A Phone Call from My Father

Phone calls when I am catering a dinner are normally ignored, but when the caller ID said Refugee, Sr. I decided to answer.

“Hey, I was just watching the Final Four and thought about you.  We still have to go one of these years.”  My father’s deep even for a bass voice is unmistakable, even as he offers another hallow promise.

During my vaunted Pittsburgh Steelers fourth Super Bowl Refugee Sr. promised my 8 year old self that he and I would one day watch the Super Bowl, the Final Four, and the World Series together.  Since I had not yet discovered my father to be a fallible man I believed with the unbreakable veracity of a son trusting his father’s promise.

“It’s good to talk to you, Pop” I replied.  It took me years to say that statement truthfully.  The dagger of timing was sharpened because it was basketball we discussed.

My father was a three sport star in High School but only had the time to teach me two of them before he and my mother split.  I waited for him to teach me basketball.  I waited for the weekends when he would come home and take me to the basketball court – weekends which never came.  It was an early harbinger or future behavior.

“Pop, I can’t really talk at the moment – I’m doing a dinner for twenty people by myself.  I just answered in case it was an emergency or you needed something important.”

By the shift in his tone, I knew that he got the slightly passive-aggressive note I used and for which I was only mildly sorry. 

“No, Refugee, I don’t need anything.  I was just watching basketball and thinking about my son, so I thought I would call.  Is that all right with you?”

As I grew, so too did the promises (implied and explicit) and the accompanying disappointments.  As my mind matured, I began to question the logic of fatherly wisdom.  I no longer got excited about a new business venture.  I no longer cared to meet a new friend.

“Of course, Pop. It’s just that I have a million things on the stove – this was a last minute client and I am working solo.  Can I ring you later or is there something else on your mind?”

“Well… I did want to talk to you about my chess set.  I have to get rid of a few things for my new place, and wanted to know if you want my chess set?”

I love my father.  I love all of the things that he taught me, most of which I learned in those first eight years.  Among the more important lessons: Always give more weight to people’s actions over their words.  I learned that lesson too well and our relationship has suffered as a result.  His greatest lesson is still in progress and unintentionally taught – don’t become him.
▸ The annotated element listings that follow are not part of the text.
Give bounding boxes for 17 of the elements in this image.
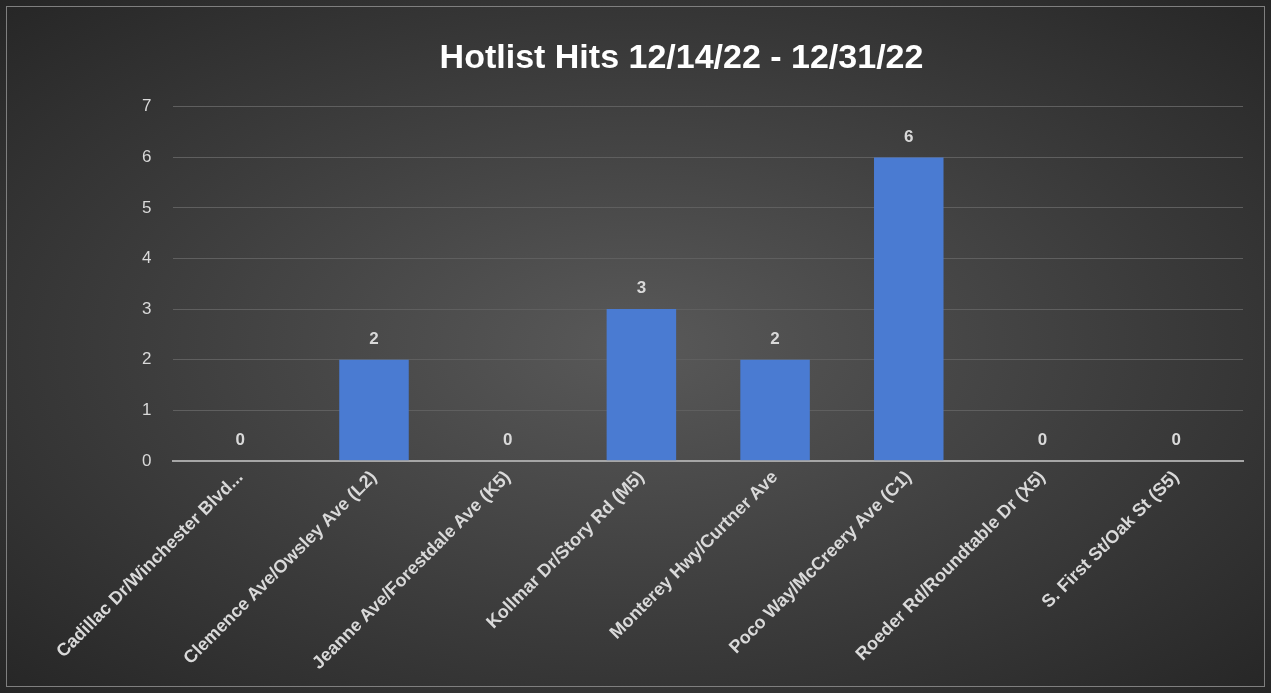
y-tick-label: 1 bbox=[141, 399, 152, 419]
data-label: 0 bbox=[502, 430, 513, 450]
y-tick-label: 2 bbox=[141, 349, 152, 369]
data-label: 0 bbox=[235, 430, 246, 450]
data-label: 6 bbox=[904, 126, 914, 146]
y-tick-label: 4 bbox=[141, 248, 152, 268]
data-label: 0 bbox=[1171, 430, 1181, 450]
data-label: 3 bbox=[636, 278, 647, 298]
y-tick-label: 0 bbox=[141, 450, 152, 470]
data-label: 0 bbox=[1037, 430, 1048, 450]
y-tick-label: 3 bbox=[141, 298, 152, 318]
y-tick-label: 5 bbox=[141, 197, 152, 217]
data-label: 2 bbox=[369, 328, 379, 348]
data-label: 2 bbox=[770, 328, 780, 348]
y-tick-label: 6 bbox=[141, 147, 152, 167]
chart-title: Hotlist Hits 12/14/22 - 12/31/22 bbox=[439, 36, 924, 75]
y-tick-label: 7 bbox=[141, 96, 152, 116]
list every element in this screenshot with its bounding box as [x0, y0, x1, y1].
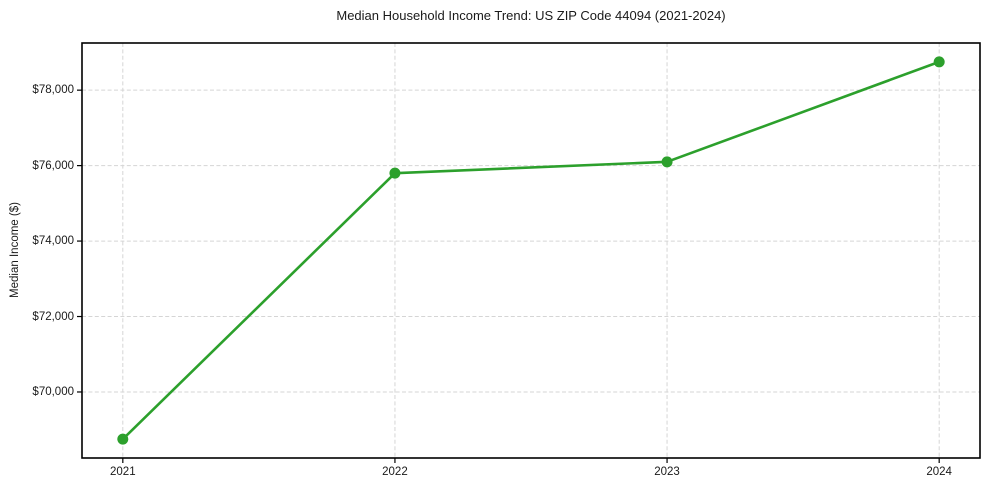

“I’d love the chess set, Pop.  I’ll come up for a couple of days soon.  l love  you, but I gotta go.  Bye, Pop.” 


7 Responses to A Phone Call from My Father

  1. LiLu says:

    Our parents teach us everything… including the art of passive-aggression.

    At least they balance it out with things like chess…

  2. I hate that moment when a child realizes the sun doesn’t in fact rise and set by a parents command.

  3. Fearless says:

    It’s fascinating (and often frustrating) that no matter how old I get, no matter how much our relationship changes, sometimes my mother can bring out those unresolved issues of childhood. And I clearly bring out her unresolved issues of parenthood.

  4. lacochran says:

    The thing about parents is that they were once children, too, to parents who were once children, too. We are all flawed and it’s good you can appreciate what he is and isn’t.

  5. Lisa says:

    Reading this post just made me ache. I get where you are and why you’re there – and it makes so much sense. And it makes me sad.

  6. J says:

    And sometimes it is the parent who is there constantly, waiting, and reaching out in any way they can, and the child abandons them for no other reason other then that they can.
    It is a hard lesson at any age.

  7. f.B says:

    There are some very important things I’ve learned from my father. Some of them I carry proudly. But ours was the 8 year mark as well. And for the things I’ve learned after that mark, I wish I hadn’t grown up so fast.